Page MenuHomePhabricator

Dump the article titles lists (all-titles-in-ns0.gz) unsorted
Closed, DeclinedPublic

Description

For some uses it's useful to have the list of page titles in their natural unsorted order.

It's trivial for anybody to sort these lists if they are distributed unsorted.

It's impossible for anybody to restore these lists to their original order however.

The sort that's done is likely by byte or by codepoint which will be useful for English but for most other languages will be wrong. Sorting an already sorted list into a similar but different order is close to worst case for quicksort which most text file sorters use.

Retrieving the page titles from the full dump is a lot more work than the sorting would be, and is more error prone.

It would save a bit of work on the servers that do all the sorting for every wiki each time a new dump is made.


Version: unspecified
Severity: enhancement

Details

Reference
bz14415

Event Timeline

bzimport raised the priority of this task from to Medium.Nov 21 2014, 10:08 PM
bzimport set Reference to bz14415.

There's no such thing as unsorted, just different possible sort orders.

They come out of the database in raw index order (namespace, title). If you want some other order, you can trivially sort them yourself.

Please look at one of these files. It's "raw index order" I'm asking for.
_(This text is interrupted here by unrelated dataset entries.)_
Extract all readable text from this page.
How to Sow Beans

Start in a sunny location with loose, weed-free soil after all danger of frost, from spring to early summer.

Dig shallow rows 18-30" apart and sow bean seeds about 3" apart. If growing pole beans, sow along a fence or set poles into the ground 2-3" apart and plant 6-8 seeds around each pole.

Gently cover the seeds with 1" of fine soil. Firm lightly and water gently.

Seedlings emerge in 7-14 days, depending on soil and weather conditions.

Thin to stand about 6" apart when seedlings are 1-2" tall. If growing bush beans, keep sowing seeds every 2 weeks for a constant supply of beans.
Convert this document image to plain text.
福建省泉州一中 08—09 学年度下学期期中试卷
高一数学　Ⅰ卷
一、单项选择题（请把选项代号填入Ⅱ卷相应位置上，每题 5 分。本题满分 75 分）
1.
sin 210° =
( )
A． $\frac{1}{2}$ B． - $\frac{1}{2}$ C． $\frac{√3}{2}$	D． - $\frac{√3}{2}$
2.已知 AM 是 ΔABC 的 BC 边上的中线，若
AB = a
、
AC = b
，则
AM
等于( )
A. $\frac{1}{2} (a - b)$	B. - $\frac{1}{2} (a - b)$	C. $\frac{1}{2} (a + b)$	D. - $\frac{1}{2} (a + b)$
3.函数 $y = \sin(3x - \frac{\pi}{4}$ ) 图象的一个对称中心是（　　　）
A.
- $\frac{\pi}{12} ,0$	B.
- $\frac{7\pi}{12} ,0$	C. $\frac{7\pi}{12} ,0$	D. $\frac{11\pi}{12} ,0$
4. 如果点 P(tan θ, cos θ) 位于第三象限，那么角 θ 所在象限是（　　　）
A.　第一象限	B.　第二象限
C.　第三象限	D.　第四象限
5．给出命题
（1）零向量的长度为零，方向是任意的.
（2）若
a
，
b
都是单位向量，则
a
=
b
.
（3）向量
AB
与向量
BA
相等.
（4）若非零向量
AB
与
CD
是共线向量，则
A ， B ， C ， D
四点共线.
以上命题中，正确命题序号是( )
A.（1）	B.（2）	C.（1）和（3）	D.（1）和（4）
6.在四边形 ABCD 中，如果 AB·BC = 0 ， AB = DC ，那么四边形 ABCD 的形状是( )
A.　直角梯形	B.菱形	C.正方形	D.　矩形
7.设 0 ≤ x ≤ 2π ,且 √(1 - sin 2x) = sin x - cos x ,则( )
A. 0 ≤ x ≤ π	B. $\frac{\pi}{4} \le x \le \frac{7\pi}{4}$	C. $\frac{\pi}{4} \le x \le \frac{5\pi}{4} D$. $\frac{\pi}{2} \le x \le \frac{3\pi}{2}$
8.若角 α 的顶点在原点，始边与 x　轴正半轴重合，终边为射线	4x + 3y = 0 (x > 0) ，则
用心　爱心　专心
The files are not provided in "raw index order" but in fact are provided sorted.

They come out in the natural index order. Here's the query:

"select page_title from page where page_namespace=0;"

That would follow the (page_namespace,page_title) index.

Note that if you want them in some other order, like say page ID order, you can get that by pulling the stub XML dumps. These include page & revision metadata, ordered by page ID then revision ID. (The current-version only ones would only include the latest revision, which you can easily discard.)